One is reading my Bible, yet there is more to it than that. It's easy to just pick up and read the words (okay not easy, but at times it feels easier...) but what is harder is to actually think about the words and what they mean for me. At times, when I've read my Bible, I couldn't help but think "this is so boring!" but that was when I was only reading the words, not really taking them in, not really meditating on them. Joshua 1:8 says, "Do not let this book of the Law depart from your mouth; meditate on it day and night, so that you will be careful to do everything written in it. Then you will be prosperous and successful." God's word tells us to meditate on His word day and night, not just to read it, but to think about it, to use it in life! And I've found when I do that I learn more about Him and what He wants for this world, for His children. I also enjoy reading His words more when I do this. His word is good and true!

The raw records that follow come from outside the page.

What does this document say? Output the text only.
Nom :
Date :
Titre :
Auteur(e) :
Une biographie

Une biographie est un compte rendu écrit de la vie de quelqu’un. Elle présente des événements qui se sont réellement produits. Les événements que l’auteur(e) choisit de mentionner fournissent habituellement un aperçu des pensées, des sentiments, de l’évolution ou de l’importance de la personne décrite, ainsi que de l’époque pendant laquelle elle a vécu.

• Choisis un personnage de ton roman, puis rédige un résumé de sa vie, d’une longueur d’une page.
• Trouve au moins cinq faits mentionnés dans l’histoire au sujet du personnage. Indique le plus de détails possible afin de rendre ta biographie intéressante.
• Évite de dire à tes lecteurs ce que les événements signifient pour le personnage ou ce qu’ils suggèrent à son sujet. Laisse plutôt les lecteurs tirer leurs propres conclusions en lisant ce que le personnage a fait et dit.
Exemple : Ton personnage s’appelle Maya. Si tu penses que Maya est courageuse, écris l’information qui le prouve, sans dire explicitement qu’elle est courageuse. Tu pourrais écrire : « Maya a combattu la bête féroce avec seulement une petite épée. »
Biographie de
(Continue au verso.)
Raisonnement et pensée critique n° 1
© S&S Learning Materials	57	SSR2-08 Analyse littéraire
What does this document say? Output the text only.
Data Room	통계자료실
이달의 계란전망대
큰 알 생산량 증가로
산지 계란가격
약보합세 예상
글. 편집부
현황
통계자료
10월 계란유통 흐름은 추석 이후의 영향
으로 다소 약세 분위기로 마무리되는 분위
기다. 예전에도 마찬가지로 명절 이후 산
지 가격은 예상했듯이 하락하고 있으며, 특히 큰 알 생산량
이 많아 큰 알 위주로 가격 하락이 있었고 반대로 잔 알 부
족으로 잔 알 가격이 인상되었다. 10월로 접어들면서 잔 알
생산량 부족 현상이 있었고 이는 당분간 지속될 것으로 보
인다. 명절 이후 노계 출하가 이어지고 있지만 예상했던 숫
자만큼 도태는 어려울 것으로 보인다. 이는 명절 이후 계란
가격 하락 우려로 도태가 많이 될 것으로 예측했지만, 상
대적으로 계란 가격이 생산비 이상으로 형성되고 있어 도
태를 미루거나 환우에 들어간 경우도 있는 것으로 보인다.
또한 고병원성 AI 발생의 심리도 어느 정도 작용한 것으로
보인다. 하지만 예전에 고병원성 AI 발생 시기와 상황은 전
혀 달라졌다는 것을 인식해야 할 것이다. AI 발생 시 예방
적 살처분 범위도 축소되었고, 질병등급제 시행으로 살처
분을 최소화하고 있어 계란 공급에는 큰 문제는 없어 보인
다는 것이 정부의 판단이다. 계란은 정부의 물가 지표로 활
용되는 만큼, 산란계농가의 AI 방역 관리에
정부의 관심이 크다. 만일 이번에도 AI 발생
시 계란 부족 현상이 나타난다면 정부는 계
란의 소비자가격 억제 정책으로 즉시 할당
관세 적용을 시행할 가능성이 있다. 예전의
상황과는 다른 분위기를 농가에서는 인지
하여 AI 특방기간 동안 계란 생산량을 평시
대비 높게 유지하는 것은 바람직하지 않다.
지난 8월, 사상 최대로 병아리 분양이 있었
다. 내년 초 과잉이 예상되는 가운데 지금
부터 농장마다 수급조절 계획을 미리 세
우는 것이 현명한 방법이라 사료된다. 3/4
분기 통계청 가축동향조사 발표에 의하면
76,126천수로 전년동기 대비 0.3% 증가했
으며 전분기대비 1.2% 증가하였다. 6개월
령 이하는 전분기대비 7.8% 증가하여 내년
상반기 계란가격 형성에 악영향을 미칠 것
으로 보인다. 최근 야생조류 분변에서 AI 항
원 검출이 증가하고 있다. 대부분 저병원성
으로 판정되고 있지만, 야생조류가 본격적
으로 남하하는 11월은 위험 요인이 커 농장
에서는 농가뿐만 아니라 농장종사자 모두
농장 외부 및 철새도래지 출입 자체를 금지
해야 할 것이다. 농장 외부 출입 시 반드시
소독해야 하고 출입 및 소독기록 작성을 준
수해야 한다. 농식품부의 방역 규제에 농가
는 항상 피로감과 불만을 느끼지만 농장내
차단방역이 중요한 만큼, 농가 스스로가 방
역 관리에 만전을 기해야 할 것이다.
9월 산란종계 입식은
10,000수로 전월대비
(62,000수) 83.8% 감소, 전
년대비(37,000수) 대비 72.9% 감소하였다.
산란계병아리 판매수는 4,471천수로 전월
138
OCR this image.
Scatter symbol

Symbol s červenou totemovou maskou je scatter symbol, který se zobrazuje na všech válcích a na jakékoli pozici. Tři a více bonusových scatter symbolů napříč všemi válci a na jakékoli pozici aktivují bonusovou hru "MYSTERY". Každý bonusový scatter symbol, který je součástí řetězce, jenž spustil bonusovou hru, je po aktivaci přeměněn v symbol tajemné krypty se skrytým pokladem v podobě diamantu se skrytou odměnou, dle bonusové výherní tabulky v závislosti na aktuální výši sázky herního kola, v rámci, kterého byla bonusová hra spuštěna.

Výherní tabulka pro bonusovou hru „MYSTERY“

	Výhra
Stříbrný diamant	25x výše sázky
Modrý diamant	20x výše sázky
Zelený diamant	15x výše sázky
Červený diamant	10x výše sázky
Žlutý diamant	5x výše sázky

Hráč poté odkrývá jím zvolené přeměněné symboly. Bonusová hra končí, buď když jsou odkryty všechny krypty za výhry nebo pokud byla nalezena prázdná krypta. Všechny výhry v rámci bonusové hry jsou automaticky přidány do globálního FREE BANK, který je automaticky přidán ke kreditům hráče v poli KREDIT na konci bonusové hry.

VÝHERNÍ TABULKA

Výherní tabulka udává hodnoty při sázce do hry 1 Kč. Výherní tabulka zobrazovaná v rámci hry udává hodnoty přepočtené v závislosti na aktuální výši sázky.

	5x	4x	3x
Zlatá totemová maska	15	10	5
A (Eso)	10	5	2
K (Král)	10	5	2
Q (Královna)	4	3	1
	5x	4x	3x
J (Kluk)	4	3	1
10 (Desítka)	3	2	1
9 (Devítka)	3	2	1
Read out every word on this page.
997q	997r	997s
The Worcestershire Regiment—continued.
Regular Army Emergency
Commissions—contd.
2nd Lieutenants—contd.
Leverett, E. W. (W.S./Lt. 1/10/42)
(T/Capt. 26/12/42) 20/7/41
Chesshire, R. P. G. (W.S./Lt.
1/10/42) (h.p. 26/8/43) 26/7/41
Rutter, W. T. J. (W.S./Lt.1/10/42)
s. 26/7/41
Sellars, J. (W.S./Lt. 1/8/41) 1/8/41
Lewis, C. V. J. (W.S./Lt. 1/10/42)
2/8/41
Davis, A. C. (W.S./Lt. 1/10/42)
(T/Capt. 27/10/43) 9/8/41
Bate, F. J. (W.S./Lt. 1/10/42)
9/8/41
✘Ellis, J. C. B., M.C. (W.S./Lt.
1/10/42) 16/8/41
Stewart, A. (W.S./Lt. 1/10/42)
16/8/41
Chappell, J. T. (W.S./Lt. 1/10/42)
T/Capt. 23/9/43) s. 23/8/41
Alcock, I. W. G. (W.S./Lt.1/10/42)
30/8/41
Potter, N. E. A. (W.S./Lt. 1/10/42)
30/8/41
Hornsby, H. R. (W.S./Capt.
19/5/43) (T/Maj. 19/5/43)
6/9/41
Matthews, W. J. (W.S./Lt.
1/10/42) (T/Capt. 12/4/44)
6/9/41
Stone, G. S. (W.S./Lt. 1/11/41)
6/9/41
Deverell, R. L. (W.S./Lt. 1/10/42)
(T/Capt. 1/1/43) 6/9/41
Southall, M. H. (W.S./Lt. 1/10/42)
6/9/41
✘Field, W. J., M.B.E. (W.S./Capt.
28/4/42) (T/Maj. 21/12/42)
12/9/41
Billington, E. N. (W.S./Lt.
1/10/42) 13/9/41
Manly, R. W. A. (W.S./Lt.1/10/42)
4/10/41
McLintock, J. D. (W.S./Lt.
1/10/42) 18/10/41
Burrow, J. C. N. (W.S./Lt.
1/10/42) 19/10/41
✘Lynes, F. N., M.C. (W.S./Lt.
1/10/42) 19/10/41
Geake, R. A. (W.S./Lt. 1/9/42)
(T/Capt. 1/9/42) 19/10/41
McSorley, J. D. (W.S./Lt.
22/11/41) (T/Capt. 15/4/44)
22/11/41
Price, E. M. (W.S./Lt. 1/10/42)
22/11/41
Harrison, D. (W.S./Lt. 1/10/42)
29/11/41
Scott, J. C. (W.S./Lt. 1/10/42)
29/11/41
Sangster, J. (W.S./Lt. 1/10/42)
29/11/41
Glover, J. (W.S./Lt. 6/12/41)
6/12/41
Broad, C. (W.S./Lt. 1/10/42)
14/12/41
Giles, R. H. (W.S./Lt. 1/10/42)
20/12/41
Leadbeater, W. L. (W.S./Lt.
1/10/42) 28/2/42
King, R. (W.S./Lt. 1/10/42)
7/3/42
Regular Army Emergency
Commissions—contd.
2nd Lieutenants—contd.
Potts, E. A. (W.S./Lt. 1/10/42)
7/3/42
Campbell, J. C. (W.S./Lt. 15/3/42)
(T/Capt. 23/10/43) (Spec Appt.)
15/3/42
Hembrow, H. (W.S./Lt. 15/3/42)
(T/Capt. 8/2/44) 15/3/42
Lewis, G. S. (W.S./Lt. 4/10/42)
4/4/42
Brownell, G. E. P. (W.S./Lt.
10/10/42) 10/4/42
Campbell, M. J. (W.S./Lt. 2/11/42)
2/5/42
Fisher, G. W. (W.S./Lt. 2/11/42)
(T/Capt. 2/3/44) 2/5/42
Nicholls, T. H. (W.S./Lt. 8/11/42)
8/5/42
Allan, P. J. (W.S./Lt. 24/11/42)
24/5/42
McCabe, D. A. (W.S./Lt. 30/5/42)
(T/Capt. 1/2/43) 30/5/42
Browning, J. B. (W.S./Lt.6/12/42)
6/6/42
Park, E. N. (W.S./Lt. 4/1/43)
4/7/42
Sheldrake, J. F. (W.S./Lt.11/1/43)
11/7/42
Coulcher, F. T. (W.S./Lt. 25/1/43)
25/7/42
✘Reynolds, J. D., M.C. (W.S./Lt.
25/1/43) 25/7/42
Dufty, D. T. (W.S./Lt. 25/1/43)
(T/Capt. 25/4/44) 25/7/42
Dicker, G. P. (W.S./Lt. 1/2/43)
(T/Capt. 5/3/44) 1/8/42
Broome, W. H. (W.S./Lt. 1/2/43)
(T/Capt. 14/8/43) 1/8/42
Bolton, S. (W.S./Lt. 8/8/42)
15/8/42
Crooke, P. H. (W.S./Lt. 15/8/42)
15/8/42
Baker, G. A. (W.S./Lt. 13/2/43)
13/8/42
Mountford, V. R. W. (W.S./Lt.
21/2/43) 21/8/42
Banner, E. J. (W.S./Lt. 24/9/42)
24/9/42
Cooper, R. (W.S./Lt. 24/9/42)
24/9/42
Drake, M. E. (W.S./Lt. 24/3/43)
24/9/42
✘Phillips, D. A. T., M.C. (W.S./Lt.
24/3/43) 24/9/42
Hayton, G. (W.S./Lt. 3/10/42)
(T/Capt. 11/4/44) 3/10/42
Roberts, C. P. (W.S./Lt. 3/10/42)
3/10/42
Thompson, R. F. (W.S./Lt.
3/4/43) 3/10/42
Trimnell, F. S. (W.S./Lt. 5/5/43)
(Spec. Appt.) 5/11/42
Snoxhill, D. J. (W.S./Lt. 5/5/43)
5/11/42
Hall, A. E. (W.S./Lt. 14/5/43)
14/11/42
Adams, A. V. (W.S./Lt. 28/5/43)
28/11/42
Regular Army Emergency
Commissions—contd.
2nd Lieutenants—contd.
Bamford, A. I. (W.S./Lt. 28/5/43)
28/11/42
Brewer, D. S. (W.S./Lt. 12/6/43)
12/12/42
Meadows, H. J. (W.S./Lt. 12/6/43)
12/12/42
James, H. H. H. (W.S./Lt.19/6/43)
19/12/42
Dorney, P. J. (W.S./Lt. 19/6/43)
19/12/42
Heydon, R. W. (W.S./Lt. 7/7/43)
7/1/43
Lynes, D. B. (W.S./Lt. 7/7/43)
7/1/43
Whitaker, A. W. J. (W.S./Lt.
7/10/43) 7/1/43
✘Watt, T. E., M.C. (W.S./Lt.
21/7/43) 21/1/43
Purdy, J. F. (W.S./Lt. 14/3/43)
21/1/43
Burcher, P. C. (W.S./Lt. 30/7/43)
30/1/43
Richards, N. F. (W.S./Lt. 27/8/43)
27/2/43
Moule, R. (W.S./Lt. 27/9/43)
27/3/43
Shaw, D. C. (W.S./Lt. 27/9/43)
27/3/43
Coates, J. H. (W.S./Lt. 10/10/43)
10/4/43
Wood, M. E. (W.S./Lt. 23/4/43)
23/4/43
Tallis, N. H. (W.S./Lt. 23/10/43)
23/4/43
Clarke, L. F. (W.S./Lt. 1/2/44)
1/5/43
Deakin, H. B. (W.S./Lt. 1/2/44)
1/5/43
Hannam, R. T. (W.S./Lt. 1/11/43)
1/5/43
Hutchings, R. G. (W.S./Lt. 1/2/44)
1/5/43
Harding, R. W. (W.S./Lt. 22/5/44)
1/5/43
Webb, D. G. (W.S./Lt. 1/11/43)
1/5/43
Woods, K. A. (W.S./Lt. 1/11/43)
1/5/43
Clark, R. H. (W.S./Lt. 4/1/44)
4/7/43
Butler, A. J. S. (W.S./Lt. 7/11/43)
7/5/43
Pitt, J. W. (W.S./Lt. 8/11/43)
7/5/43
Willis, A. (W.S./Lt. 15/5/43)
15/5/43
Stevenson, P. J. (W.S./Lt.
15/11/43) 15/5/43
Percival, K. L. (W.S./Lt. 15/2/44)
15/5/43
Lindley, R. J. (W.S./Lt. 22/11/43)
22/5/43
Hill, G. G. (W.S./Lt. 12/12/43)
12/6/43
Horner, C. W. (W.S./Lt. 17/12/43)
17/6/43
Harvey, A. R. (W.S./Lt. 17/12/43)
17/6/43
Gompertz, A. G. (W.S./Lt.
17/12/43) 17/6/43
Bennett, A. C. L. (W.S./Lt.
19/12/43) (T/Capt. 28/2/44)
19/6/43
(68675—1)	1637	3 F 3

The other thing I know I cannot live without is prayer. I know my prayer life isn't where it should be or at least I want it to be so much stronger than it is. I do write to God...I share the deepest parts of my heart with Him in my journals and I talk to Him through out the day, but I want it to be more than that... I want their to be a passion when it comes to me praying, I want to be in prayer constantly. There is a quote that says, "To be a Christian without prayer is no more possible than to be alive without breathing." If there isn't prayer then the relationship really isn't there. You can't have a relationship with someone if you don't speak to them. Sure, God isn't sitting by your side physically, but He is there! He is listening! And He is speaking! I've come to realize this more and more... He listens to me and hears my prayers...He answers them. When I pray to Him I find my relationship with Him strengthening. I find that I have more faith and I believe more!

Lord, thank you that I have a relationship with You that grows each and everyday. Thank You for Your words and giving me the chance to be able to meditate on them. Thank You for my ability to pray and thank You for hearing me and answering my many prayers. Thank You for You!

Now, tell me, everyone.... what's something in your relationship with God you can't live without?!?